One way they can do that is by publicly leaning on the loyalty of the athletes who have previously benefited from the organizer of the event or the event itself. Jiujitsu as a whole really loves leaning on the whole loyalty thing, even if it is commonly a one way street. This will surely sway some people to stay at your event, and you can see from public media posts that it certainly has. However, faced with what is likely going to be this particular year’s most prestigious event (and the small, almost insignificant amount of a million dollars) many athletes are still going to jump ship. We now have a weird situation where the best of the best the sport has to offer are no longer competing in the same tournament. Fans of the sport are now faced with the annoying decision of which event to watch when both events are going to showcase top athletes at their prime, executing state of the art techniques.
Keep in mind that there is also no guarantee that CJI will manage to pull off a similar feat next year, while ADCC will almost certainly still be around. That sounds bad. How can forcing fans to think and make decisions possibly be good for the sport?
Let me ask you a question. Have any of you been on social media lately? If you have, you’ve likely seen the vast amount of discussion going around about athletes pay and what athletes deserve. The juicy drama of who’s jumping ship and who’s staying. Betrayal of old loyalties. The fanbases of individual athletes splitting along what seem like BJJ party lines. It’s hectic. Its crazy. Its lovely, delicious insanity. Its the perfect storm for us gossipy b*tches out there. We love our BJJ drama.

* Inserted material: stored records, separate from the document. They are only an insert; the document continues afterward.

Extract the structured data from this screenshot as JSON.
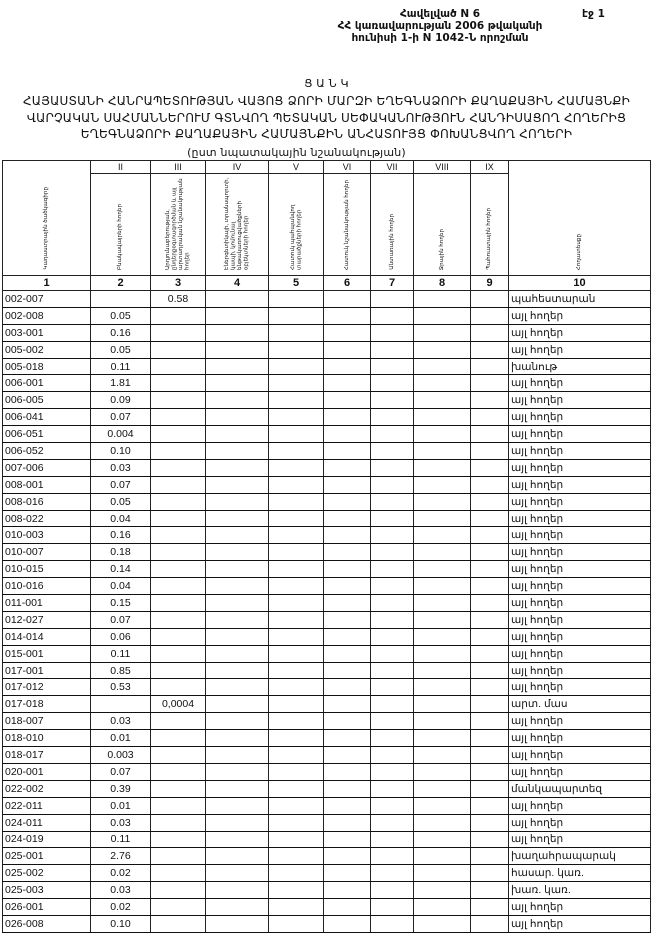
{
  "header": {
    "appendix": "Հավելված N 6",
    "line2": "ՀՀ կառավարության 2006 թվականի",
    "line3": "հունիսի 1-ի N 1042-Ն որոշման",
    "page": "էջ 1"
  },
  "title": {
    "heading": "Ց Ա Ն Կ",
    "line1": "ՀԱՅԱՍՏԱՆԻ ՀԱՆՐԱՊԵՏՈՒԹՅԱՆ ՎԱՅՈՑ ՁՈՐԻ ՄԱՐԶԻ ԵՂԵԳՆԱՁՈՐԻ ՔԱՂԱՔԱՅԻՆ ՀԱՄԱՅՆՔԻ",
    "line2": "ՎԱՐՉԱԿԱՆ ՍԱՀՄԱՆՆԵՐՈՒՄ  ԳՏՆՎՈՂ  ՊԵՏԱԿԱՆ ՍԵՓԱԿԱՆՈՒԹՅՈՒՆ  ՀԱՆԴԻՍԱՑՈՂ ՀՈՂԵՐԻՑ",
    "line3": "ԵՂԵԳՆԱՁՈՐԻ ՔԱՂԱՔԱՅԻՆ ՀԱՄԱՅՆՔԻՆ ԱՆՀԱՏՈՒՅՑ ՓՈԽԱՆՑՎՈՂ ՀՈՂԵՐԻ",
    "subtitle": "(ըստ նպատակային նշանակության)"
  },
  "table": {
    "roman": [
      "",
      "II",
      "III",
      "IV",
      "V",
      "VI",
      "VII",
      "VIII",
      "IX",
      ""
    ],
    "columns": [
      "Կադաստրային ծածկագիրը",
      "Բնակավայրերի հողեր",
      "Արդյունաբերության, ընդերքօգտագործման և այլ արտադրական նշանակության հողեր",
      "Էներգետիկայի, տրանսպորտի, կապի, կոմունալ ենթակառուցվածքների օբյեկտների հողեր",
      "Հատուկ պահպանվող տարածքների հողեր",
      "Հատուկ նշանակության հողեր",
      "Անտառային հողեր",
      "Ջրային հողեր",
      "Պահուստային հողեր",
      "Հողատեսքը"
    ],
    "numbers": [
      "1",
      "2",
      "3",
      "4",
      "5",
      "6",
      "7",
      "8",
      "9",
      "10"
    ],
    "rows": [
      {
        "code": "002-007",
        "c2": "",
        "c3": "0.58",
        "type": "պահեստարան"
      },
      {
        "code": "002-008",
        "c2": "0.05",
        "c3": "",
        "type": "այլ հողեր"
      },
      {
        "code": "003-001",
        "c2": "0.16",
        "c3": "",
        "type": "այլ հողեր"
      },
      {
        "code": "005-002",
        "c2": "0.05",
        "c3": "",
        "type": "այլ հողեր"
      },
      {
        "code": "005-018",
        "c2": "0.11",
        "c3": "",
        "type": "խանութ"
      },
      {
        "code": "006-001",
        "c2": "1.81",
        "c3": "",
        "type": "այլ հողեր"
      },
      {
        "code": "006-005",
        "c2": "0.09",
        "c3": "",
        "type": "այլ հողեր"
      },
      {
        "code": "006-041",
        "c2": "0.07",
        "c3": "",
        "type": "այլ հողեր"
      },
      {
        "code": "006-051",
        "c2": "0.004",
        "c3": "",
        "type": "այլ հողեր"
      },
      {
        "code": "006-052",
        "c2": "0.10",
        "c3": "",
        "type": "այլ հողեր"
      },
      {
        "code": "007-006",
        "c2": "0.03",
        "c3": "",
        "type": "այլ հողեր"
      },
      {
        "code": "008-001",
        "c2": "0.07",
        "c3": "",
        "type": "այլ հողեր"
      },
      {
        "code": "008-016",
        "c2": "0.05",
        "c3": "",
        "type": "այլ հողեր"
      },
      {
        "code": "008-022",
        "c2": "0.04",
        "c3": "",
        "type": "այլ հողեր"
      },
      {
        "code": "010-003",
        "c2": "0.16",
        "c3": "",
        "type": "այլ հողեր"
      },
      {
        "code": "010-007",
        "c2": "0.18",
        "c3": "",
        "type": "այլ հողեր"
      },
      {
        "code": "010-015",
        "c2": "0.14",
        "c3": "",
        "type": "այլ հողեր"
      },
      {
        "code": "010-016",
        "c2": "0.04",
        "c3": "",
        "type": "այլ հողեր"
      },
      {
        "code": "011-001",
        "c2": "0.15",
        "c3": "",
        "type": "այլ հողեր"
      },
      {
        "code": "012-027",
        "c2": "0.07",
        "c3": "",
        "type": "այլ հողեր"
      },
      {
        "code": "014-014",
        "c2": "0.06",
        "c3": "",
        "type": "այլ հողեր"
      },
      {
        "code": "015-001",
        "c2": "0.11",
        "c3": "",
        "type": "այլ հողեր"
      },
      {
        "code": "017-001",
        "c2": "0.85",
        "c3": "",
        "type": "այլ հողեր"
      },
      {
        "code": "017-012",
        "c2": "0.53",
        "c3": "",
        "type": "այլ հողեր"
      },
      {
        "code": "017-018",
        "c2": "",
        "c3": "0,0004",
        "type": "արտ. մաս"
      },
      {
        "code": "018-007",
        "c2": "0.03",
        "c3": "",
        "type": "այլ հողեր"
      },
      {
        "code": "018-010",
        "c2": "0.01",
        "c3": "",
        "type": "այլ հողեր"
      },
      {
        "code": "018-017",
        "c2": "0.003",
        "c3": "",
        "type": "այլ հողեր"
      },
      {
        "code": "020-001",
        "c2": "0.07",
        "c3": "",
        "type": "այլ հողեր"
      },
      {
        "code": "022-002",
        "c2": "0.39",
        "c3": "",
        "type": "մանկապարտեզ"
      },
      {
        "code": "022-011",
        "c2": "0.01",
        "c3": "",
        "type": "այլ հողեր"
      },
      {
        "code": "024-011",
        "c2": "0.03",
        "c3": "",
        "type": "այլ հողեր"
      },
      {
        "code": "024-019",
        "c2": "0.11",
        "c3": "",
        "type": "այլ հողեր"
      },
      {
        "code": "025-001",
        "c2": "2.76",
        "c3": "",
        "type": "խաղահրապարակ"
      },
      {
        "code": "025-002",
        "c2": "0.02",
        "c3": "",
        "type": "հասար. կառ."
      },
      {
        "code": "025-003",
        "c2": "0.03",
        "c3": "",
        "type": "խառ. կառ."
      },
      {
        "code": "026-001",
        "c2": "0.02",
        "c3": "",
        "type": "այլ հողեր"
      },
      {
        "code": "026-008",
        "c2": "0.10",
        "c3": "",
        "type": "այլ հողեր"
      }
    ]
  }
}
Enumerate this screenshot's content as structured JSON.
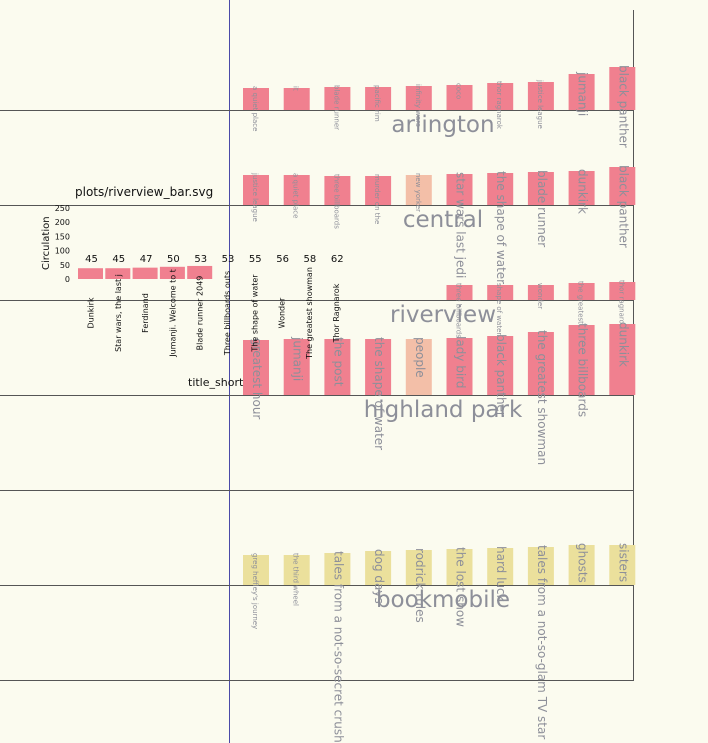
{
  "chart_data": [
    {
      "type": "bar",
      "title": "arlington",
      "color": "#f0808f",
      "categories": [
        "a quiet place",
        "it",
        "blade runner",
        "pacific rim",
        "infinity wars",
        "coco",
        "thor ragnarok",
        "justice league",
        "jumanji",
        "black panther"
      ],
      "values": [
        22,
        22,
        23,
        23,
        24,
        25,
        27,
        28,
        36,
        43
      ]
    },
    {
      "type": "bar",
      "title": "central",
      "color": "#f0808f",
      "categories": [
        "justice league",
        "a quiet place",
        "three billboards",
        "murder on the",
        "new yorker",
        "star wars last jedi",
        "the shape of water",
        "blade runner",
        "dunkirk",
        "black panther"
      ],
      "values": [
        30,
        30,
        29,
        29,
        30,
        31,
        32,
        33,
        34,
        38
      ],
      "colors": [
        "#f0808f",
        "#f0808f",
        "#f0808f",
        "#f0808f",
        "#f3bfa8",
        "#f0808f",
        "#f0808f",
        "#f0808f",
        "#f0808f",
        "#f0808f"
      ]
    },
    {
      "type": "bar",
      "title": "riverview",
      "color": "#f0808f",
      "categories": [
        "three billboards",
        "shape of water",
        "wonder",
        "the greatest showman",
        "thor ragnarok"
      ],
      "values": [
        15,
        15,
        15,
        17,
        18
      ]
    },
    {
      "type": "bar",
      "title": "highland park",
      "color": "#f0808f",
      "categories": [
        "greatest hour",
        "jumanji",
        "the post",
        "the shape of water",
        "people",
        "lady bird",
        "black panther",
        "the greatest showman",
        "three billboards",
        "dunkirk"
      ],
      "values": [
        55,
        56,
        56,
        56,
        56,
        57,
        59,
        63,
        70,
        71
      ],
      "colors": [
        "#f0808f",
        "#f0808f",
        "#f0808f",
        "#f0808f",
        "#f3bfa8",
        "#f0808f",
        "#f0808f",
        "#f0808f",
        "#f0808f",
        "#f0808f"
      ]
    },
    {
      "type": "bar",
      "title": "",
      "color": "#f0808f",
      "categories": [],
      "values": []
    },
    {
      "type": "bar",
      "title": "bookmobile",
      "color": "#ebe09c",
      "categories": [
        "greg heffley's journey",
        "the third wheel",
        "tales from a not-so-secret crush",
        "dog days",
        "rodrick rules",
        "the lost show",
        "hard luck",
        "tales from a not-so-glam TV star",
        "ghosts",
        "sisters"
      ],
      "values": [
        30,
        30,
        32,
        34,
        35,
        36,
        37,
        38,
        40,
        40
      ]
    },
    {
      "type": "bar",
      "title": "",
      "file_label": "plots/riverview_bar.svg",
      "xlabel": "title_short",
      "ylabel": "Circulation",
      "yticks": [
        0,
        50,
        100,
        150,
        200,
        250
      ],
      "ylim": [
        0,
        250
      ],
      "color": "#f0808f",
      "categories": [
        "Dunkirk",
        "Star wars, the last j",
        "Ferdinand",
        "Jumanji. Welcome to t",
        "Blade runner 2049",
        "Three billboards outs",
        "The shape of water",
        "Wonder",
        "The greatest showman",
        "Thor Ragnarok"
      ],
      "values": [
        45,
        45,
        47,
        50,
        53,
        53,
        55,
        56,
        58,
        62
      ]
    }
  ]
}
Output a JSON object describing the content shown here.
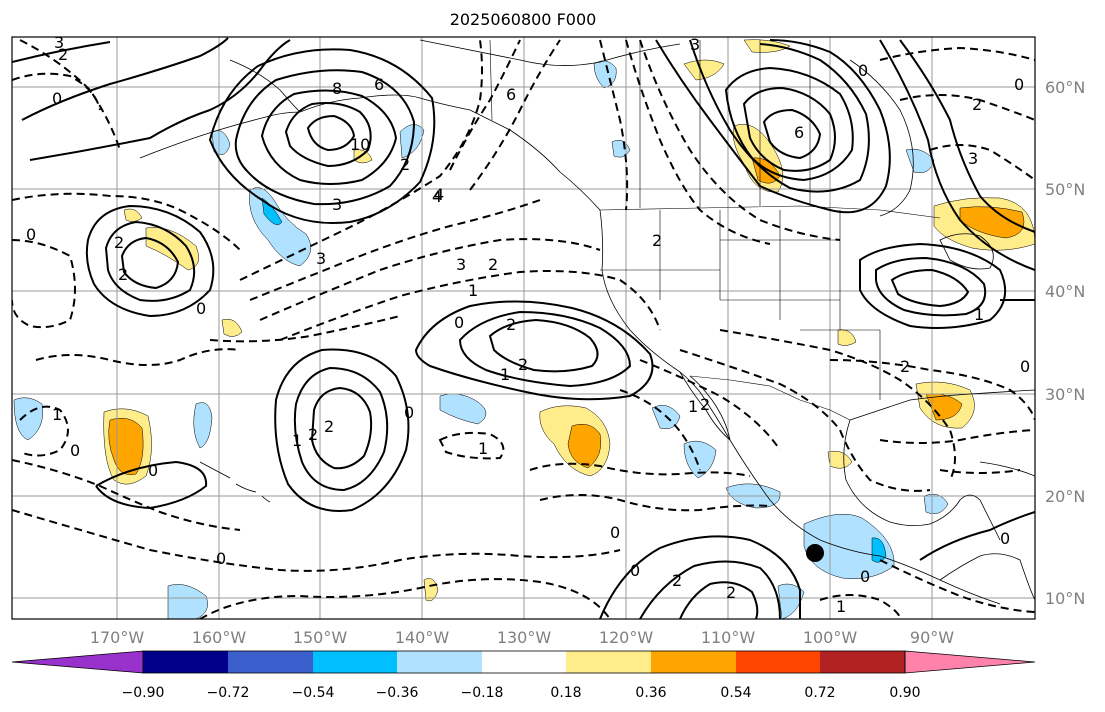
{
  "title": "2025060800 F000",
  "lat_labels": [
    "60°N",
    "50°N",
    "40°N",
    "30°N",
    "20°N",
    "10°N"
  ],
  "lon_labels": [
    "170°W",
    "160°W",
    "150°W",
    "140°W",
    "130°W",
    "120°W",
    "110°W",
    "100°W",
    "90°W"
  ],
  "colorbar": {
    "ticks": [
      "−0.90",
      "−0.72",
      "−0.54",
      "−0.36",
      "−0.18",
      "0.18",
      "0.36",
      "0.54",
      "0.72",
      "0.90"
    ],
    "colors": [
      "#9932cc",
      "#00008b",
      "#3a5fcd",
      "#00bfff",
      "#b0e2ff",
      "#ffffff",
      "#ffec8b",
      "#ffa500",
      "#ff4500",
      "#b22222",
      "#ff82ab"
    ]
  },
  "contour_labels": [
    "3",
    "2",
    "0",
    "8",
    "6",
    "10",
    "4",
    "2",
    "3",
    "6",
    "3",
    "6",
    "0",
    "2",
    "0",
    "3",
    "2",
    "4",
    "3",
    "2",
    "1",
    "0",
    "2",
    "2",
    "1",
    "2",
    "0",
    "2",
    "0",
    "3",
    "1",
    "0",
    "1",
    "2",
    "2",
    "0",
    "1",
    "2",
    "1",
    "0",
    "0",
    "0",
    "0",
    "2",
    "2",
    "1",
    "0",
    "0",
    "1",
    "2",
    "0"
  ]
}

And this is why I think that CJI taking on ADCC is currently good for the sport. The public now gives a massive f*ck about athletes pay and tournament standards. Not only is the CJI offering tangible benefits to the athletes competing in it this year in terms of money and exposure, making it a wise short term investment, but the controversy also forces the discussion to the forefront of everyones’ minds. Athletes deserve more pay. Now they are more likely to get it in the future.
ADCC has already shown that it can be supplanted if it doesn’t adapt. We’ve witnessed God bleed, and there will surely be sharks in the water (Are you really a BJJ athlete if you don’t mix in a shark metaphor whenever possible?). So the ADCC will HAVE to raise its pay or risk another event coming along and challenging them again. Not only that, but every BJJ event going forward is going to have their pay scrutinized for as long as this remains in the public discussion, and organizers are going to factor that in to their decision making.
But what if the athletes competing in CJI aren’t invited to future ADCC events? What if, in some wacky-zany world, the organizers at the ADCC happen to be human and hold a grudge? Well, in that case ADCC will have displayed that they were never a serious competitive organization to begin with and there will be even more controversy and backlash. Personal loyalty and all of that bullsh*t should have no place whatsoever in the organizing of the “most prestigious” event in all of BJJ. Organization and invitation should be based on merit alone. Period.
Will ADCC 2024 suffer as a result of CJI? Almost definitely. For the athletes that decide to stick with the ADCC, they’ll be facing easier brackets and that means their victory will literally mean less… and that’s a shame. The viewers that decide to watch the ADCC will witness less exciting potential matches.
Its not about this year though. Its about the longevity of the sport. Next year… next year is where things will be really interesting. How will events adapt? So yes, I currently think CJI taking on ADCC is good for the sport.